Thursday, April 10, 2008

Your house is ruining my economy!

Let’s get a show of hands here real quick. Who thinks it is right for the government to step in and bail out people that got into a car loan they couldn’t really support and now face the bank taking back their Porsche? How about if Best Buy comes to foreclose on that 60” plasma TV someone bought and now can’t pay for? Anyone? Anyone at all? So why do so many people feel the federal government has a duty to step in and protect anyone and everyone that’s having trouble with their mortgage?! I’m not saying that we should all turn a blind eye to the problem. But saying that we need to bail out everyone so that no one loses their house is ridiculous!

Where in the constitution does it say that as Americans we are granted to right to own a house? Nowhere. It’s a dream that most people have and something that almost everyone wants, but it’s clearly not a right. While you do have the right to pursue your dream, you don’t have a right to achieve it. Therefore, not everyone gets to own a house. More importantly, not everyone gets to own the house they dream of in the small area of the country that they’d like it to be in.
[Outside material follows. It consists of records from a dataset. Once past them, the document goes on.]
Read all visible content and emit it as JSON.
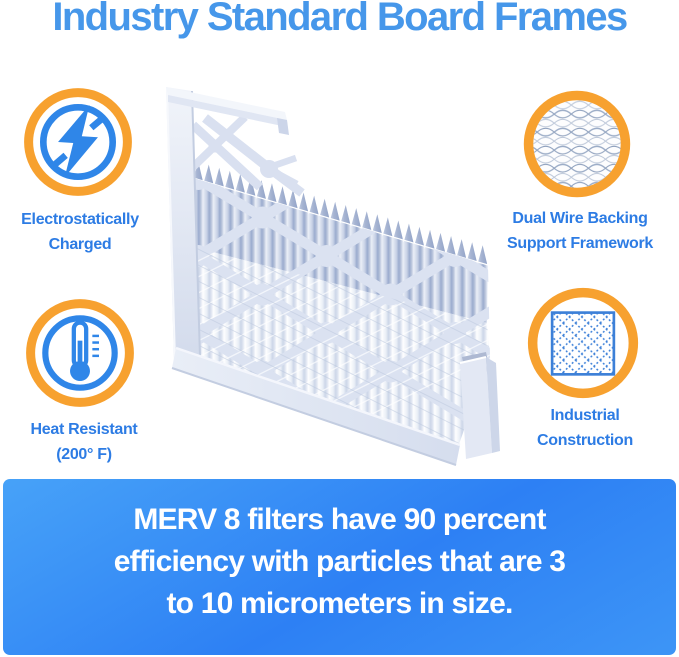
{
  "title": {
    "text": "Industry Standard Board Frames",
    "color": "#4697ea"
  },
  "features": [
    {
      "id": "electrostatically-charged",
      "icon": "lightning-bolt-icon",
      "label_lines": [
        "Electrostatically",
        "Charged"
      ]
    },
    {
      "id": "dual-wire-backing",
      "icon": "wire-mesh-icon",
      "label_lines": [
        "Dual Wire Backing",
        "Support Framework"
      ]
    },
    {
      "id": "heat-resistant",
      "icon": "thermometer-icon",
      "label_lines": [
        "Heat Resistant",
        "(200° F)"
      ]
    },
    {
      "id": "industrial-construction",
      "icon": "diamond-grid-icon",
      "label_lines": [
        "Industrial",
        "Construction"
      ]
    }
  ],
  "illustration": {
    "name": "pleated-air-filter",
    "pleat_count": 28
  },
  "banner": {
    "lines": [
      "MERV 8 filters have 90 percent",
      "efficiency with particles that are 3",
      "to 10 micrometers in size."
    ],
    "background": "#2f84f5",
    "text_color": "#ffffff"
  },
  "colors": {
    "accent_orange": "#f7a12f",
    "icon_blue": "#2f86e8",
    "label_blue": "#2d7ce4",
    "title_blue": "#4697ea"
  }
}
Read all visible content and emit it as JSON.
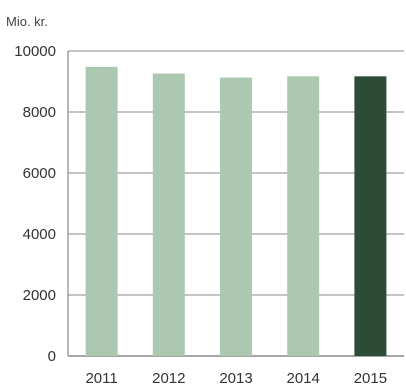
{
  "chart_data": {
    "type": "bar",
    "unit_label": "Mio. kr.",
    "title": "",
    "xlabel": "",
    "ylabel": "",
    "categories": [
      "2011",
      "2012",
      "2013",
      "2014",
      "2015"
    ],
    "values": [
      9480,
      9260,
      9130,
      9170,
      9170
    ],
    "y_ticks": [
      "0",
      "2000",
      "4000",
      "6000",
      "8000",
      "10000"
    ],
    "ylim": [
      0,
      10000
    ],
    "grid": true,
    "colors": {
      "bar": "#adc8b0",
      "bar_highlight": "#2d4c38",
      "grid": "#888888",
      "text": "#333333"
    },
    "highlight_index": 4
  }
}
The reality of making such a large purchase is that the house you want may not be affordable in the place you want it. If your dream is to own your own home, one of the sacrifices you may need to make is location. We would have loved to be living closer to downtown Boston, but the reality was that it would have involved too many sacrifices. We couldn’t find the condo we wanted with some of the required features we wanted in our price range. We could have gotten into a questionable mortgage that we weren’t sure we could support. But we instead did the responsible thing and only signed our names to something we knew was reasonable. Yes, a bank would have floated us an interest-only mortgage with very little down that would have allowed us to buy something better and more convenient for us. But guess what, we wouldn’t have been able to pay that thing off once we had to start paying the principle! That is exactly the situation a lot of people find themselves in right now. They got themselves into a mortgage with very high risks and no plan on how to deal with them. They got so caught up in the excitement of being able to actually achieve their dream that they completely ignored the realities of whether or not they should achieve that dream.

I have a dream of being a stay-at-home dad. That sure as hell doesn’t mean I’m swapping out Hayley’s pills for placebos and getting ready to quit my job. I could do that, but it’d be a very stupid thing to do right now. Instead I choose to act like a responsible adult {waits for the laughing to cease} and wait until the time is right and we can support that dream before I choose to go for it.

The real reason this is a problem is that housing prices sharply pulled back from their peaks. That means that if the banks foreclose on your house, they can’t turn around and sell it for anything close to what you owe them. Cause see, people aren’t the only ones that can act in a very irresponsible way. Suddenly all those interest-only and low-down payment mortgages to risky people are coming around to bite them in the ass. That’s the reason the government needs to step in to save the economy. People losing their houses puts a big squeeze on the economy. Combine that with the lending sector losing billions of dollars, and you get a recession. That’s bad for everyone, including the rest of us that acting responsibly when we bought our homes.

The best way out of this is not a bail-out. We don’t give people money and we don’t give the banks money. The government pays a more modest sum to help people refinance their current mortgages into something they can better afford. This keeps money flowing into the banks as people make payments and lets people keep their houses. Will this save everyone? No, but it doesn’t need to. People are still going to lose their homes. If you got in WAY over your head, you’re still screwed. But if you stretched yourself just a bit too far, or had some unforeseen circumstance come up that you’re recovering from, then you should be okay. The punishment should fit the crime.

Still, it kills me that the responsible people out there get punished for doing the right thing, same as always. We either lose a ton of tax money or have to suffer through a recession. Shouldn’t we be rewarded? Hell, I’d take a simple ‘thanks for not being a jerk and ruining things for everyone else’. Maybe our lender should buy me a cup of coffee or a dinner or something. Something! But alas, no good deed goes unpunished.